Gang of Four went through some different lineups. So many bands do this. No one
wants Aerosmith sans Joe Perry. To a (much) lesser degree, no one wants the “P”
in ELP to be Cozy Powell. Apparently, Gang of Four suffered in quality when
these lineup changes took place. Having not heard these recordings, I will just
have to take every other critic’s - as well as the infallible All Music
Guide’s – word for it. Anyway, the original band got back together and
recorded this, Return the Gift, an album of re-recordings of some of
their first albums’ songs in a sort of repair job, as the band was not happy
with the sonics of those original recordings.
This idea seems like a waste of time. You cannot recapture any past glories
after aging and changing. It is as disposable as a live album. Very few live
albums have ever been worth acquiring, and re-recorded old faves are even more
of a rip-off in theory. Did anyone even ask Gang of Four’s fans if they wanted
this album? Perhaps they do want this album, but they are going to be
disappointed. Return the Gift sounds exactly like what it is. That is,
some old guys recording some music and lyrics that sound like they couldn’t
possibly be coming out of the present. If this were a new band, this album would
be written off even more. But we must bow down to influence and history.
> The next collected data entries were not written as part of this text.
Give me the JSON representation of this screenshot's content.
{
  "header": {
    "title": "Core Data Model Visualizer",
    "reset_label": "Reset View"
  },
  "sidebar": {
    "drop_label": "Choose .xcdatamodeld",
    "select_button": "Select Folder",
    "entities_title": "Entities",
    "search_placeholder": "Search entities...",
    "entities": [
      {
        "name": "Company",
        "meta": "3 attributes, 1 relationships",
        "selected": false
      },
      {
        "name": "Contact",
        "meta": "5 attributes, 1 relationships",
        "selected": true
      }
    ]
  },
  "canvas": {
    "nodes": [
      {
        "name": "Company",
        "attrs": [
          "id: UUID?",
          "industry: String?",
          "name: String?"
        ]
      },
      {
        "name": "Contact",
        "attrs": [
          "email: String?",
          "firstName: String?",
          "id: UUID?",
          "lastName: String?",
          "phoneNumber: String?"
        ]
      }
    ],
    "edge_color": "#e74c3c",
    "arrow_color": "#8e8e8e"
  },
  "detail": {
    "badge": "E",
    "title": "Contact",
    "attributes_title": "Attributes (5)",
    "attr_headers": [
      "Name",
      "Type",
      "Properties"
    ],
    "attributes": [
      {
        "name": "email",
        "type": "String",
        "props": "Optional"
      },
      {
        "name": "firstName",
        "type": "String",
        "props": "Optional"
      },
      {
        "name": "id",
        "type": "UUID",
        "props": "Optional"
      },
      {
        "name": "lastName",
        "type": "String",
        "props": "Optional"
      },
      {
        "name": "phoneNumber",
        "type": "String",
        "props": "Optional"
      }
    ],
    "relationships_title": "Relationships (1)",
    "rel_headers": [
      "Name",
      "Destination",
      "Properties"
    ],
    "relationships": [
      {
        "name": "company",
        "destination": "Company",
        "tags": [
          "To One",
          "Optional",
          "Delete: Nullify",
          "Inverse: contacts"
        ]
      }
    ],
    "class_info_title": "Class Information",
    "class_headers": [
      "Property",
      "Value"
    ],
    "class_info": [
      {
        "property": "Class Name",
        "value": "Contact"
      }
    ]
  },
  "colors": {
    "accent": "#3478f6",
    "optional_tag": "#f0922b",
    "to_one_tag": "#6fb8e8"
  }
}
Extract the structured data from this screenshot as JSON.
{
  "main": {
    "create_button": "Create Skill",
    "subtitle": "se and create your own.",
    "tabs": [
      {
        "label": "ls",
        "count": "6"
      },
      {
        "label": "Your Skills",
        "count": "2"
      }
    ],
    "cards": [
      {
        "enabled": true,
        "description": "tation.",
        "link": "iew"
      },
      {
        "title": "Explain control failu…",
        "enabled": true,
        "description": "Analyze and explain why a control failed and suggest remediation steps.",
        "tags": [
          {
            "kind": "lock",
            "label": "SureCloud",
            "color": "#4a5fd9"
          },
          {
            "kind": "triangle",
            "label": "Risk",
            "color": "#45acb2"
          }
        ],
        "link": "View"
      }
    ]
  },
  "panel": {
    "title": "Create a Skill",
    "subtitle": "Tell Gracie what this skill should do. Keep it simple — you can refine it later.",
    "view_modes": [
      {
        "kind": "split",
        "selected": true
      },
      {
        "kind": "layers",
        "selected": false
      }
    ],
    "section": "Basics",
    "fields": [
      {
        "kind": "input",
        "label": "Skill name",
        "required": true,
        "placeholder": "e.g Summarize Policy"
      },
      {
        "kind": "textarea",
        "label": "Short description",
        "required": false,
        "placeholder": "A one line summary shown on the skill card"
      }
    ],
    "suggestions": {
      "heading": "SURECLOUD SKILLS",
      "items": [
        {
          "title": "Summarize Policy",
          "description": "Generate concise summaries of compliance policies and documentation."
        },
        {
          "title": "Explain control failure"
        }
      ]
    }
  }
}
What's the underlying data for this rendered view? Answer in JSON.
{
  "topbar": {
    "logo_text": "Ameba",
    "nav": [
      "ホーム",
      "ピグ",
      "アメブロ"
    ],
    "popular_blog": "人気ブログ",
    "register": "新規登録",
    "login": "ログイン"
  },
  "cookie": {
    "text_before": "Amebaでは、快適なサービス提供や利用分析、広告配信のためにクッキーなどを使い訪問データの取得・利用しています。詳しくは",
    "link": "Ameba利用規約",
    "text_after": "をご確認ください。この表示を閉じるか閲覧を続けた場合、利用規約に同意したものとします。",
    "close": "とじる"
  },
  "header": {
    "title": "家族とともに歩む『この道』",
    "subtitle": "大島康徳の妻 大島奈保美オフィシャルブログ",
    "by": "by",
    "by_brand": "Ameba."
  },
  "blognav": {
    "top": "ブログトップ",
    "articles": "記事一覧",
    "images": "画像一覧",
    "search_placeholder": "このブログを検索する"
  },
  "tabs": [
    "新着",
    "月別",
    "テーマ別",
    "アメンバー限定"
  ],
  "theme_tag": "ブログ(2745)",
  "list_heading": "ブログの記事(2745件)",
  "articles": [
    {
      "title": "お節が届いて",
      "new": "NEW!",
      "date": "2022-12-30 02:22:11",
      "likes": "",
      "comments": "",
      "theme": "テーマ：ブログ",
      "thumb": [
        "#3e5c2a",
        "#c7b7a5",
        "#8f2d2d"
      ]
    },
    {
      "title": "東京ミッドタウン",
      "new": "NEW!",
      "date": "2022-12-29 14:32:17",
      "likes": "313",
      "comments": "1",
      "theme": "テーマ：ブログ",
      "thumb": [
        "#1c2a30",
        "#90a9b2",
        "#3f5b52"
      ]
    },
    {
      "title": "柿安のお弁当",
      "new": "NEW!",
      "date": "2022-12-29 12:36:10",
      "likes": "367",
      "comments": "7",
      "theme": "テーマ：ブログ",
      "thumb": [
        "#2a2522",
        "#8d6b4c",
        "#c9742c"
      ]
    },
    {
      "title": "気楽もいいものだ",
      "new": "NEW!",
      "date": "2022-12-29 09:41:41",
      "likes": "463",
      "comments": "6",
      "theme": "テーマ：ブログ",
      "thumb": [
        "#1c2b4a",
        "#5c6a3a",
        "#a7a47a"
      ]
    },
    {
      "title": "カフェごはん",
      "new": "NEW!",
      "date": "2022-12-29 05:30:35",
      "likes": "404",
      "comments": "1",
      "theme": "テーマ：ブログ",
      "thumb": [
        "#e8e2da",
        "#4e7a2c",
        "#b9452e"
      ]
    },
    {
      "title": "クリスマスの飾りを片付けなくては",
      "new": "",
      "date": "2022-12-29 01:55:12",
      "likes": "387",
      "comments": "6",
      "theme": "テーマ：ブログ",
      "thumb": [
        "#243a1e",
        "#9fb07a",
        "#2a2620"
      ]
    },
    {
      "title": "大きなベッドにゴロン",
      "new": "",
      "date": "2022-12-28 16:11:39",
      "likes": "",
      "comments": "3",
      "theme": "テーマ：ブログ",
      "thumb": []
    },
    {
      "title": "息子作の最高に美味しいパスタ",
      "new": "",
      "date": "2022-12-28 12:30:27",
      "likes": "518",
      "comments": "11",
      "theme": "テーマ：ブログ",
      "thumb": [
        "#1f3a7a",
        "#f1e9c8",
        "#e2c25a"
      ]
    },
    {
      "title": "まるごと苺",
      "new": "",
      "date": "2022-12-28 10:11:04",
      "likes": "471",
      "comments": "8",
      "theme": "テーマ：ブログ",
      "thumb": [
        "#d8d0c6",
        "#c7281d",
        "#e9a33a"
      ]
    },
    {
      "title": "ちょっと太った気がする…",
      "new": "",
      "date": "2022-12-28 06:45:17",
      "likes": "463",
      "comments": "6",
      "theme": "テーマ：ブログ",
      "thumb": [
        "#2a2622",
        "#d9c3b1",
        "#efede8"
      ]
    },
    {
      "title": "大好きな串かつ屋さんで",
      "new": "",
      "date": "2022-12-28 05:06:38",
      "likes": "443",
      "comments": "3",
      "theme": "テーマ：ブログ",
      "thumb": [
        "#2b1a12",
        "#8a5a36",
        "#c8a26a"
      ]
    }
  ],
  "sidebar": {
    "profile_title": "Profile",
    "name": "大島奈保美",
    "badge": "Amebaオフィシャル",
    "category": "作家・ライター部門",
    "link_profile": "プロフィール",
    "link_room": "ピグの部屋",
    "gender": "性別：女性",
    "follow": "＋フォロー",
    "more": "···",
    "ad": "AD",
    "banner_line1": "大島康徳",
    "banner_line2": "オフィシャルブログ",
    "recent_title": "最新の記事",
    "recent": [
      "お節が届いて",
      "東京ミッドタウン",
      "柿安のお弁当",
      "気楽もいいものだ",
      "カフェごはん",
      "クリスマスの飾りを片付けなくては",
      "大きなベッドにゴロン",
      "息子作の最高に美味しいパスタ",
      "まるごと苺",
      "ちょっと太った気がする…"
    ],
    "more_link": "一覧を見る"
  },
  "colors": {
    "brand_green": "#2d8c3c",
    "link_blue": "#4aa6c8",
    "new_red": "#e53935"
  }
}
Well, sell this pony to someone else, mister, because I’m not impressed. It was
all I could do to not fall asleep to the three-track opening that is “To Hell
with Poverty,” “Damaged Goods,” and “Natural’s Not In It.” Point blank, if ya
want it, this is the first time I’ve even bothered with Gang of Four.
Undoubtedly it will be the last. But hey, these things come in the mail, and
it’s the duty of this writer to relate the opinions. There will be some hate
mail perhaps, accusatory ramblings informing yours truly that he should be
reviewing kiddie pop or that he’s bitter, etc. Fans are a funny lot and, more
often than not, should be subjected to a touch of the cattle prod and a splash
of cold water.
That said, at least Gang of Four should be happy with the production of their
new waste of time. It sounds crystal clear and upfront. Thick guitars and vocals
loud enough that you won’t miss any of the inane lyrics. Frankly, I don’t need
to be taken back in time when a song like “Anthrax” or “We Live as We Dream,
Alone” was ever considered remotely entertaining. But the performances, for what
they are, do not stumble, so some credit must be given for that. However, that
is all the credit this pointless release shall receive. These words must stand
as nothing but a wakeup call to the old guard and its tendency to fart one out
for the old fans/new generation. Thank Jesus the Rolling Stones never saw fit to
go back and re-record their early glories.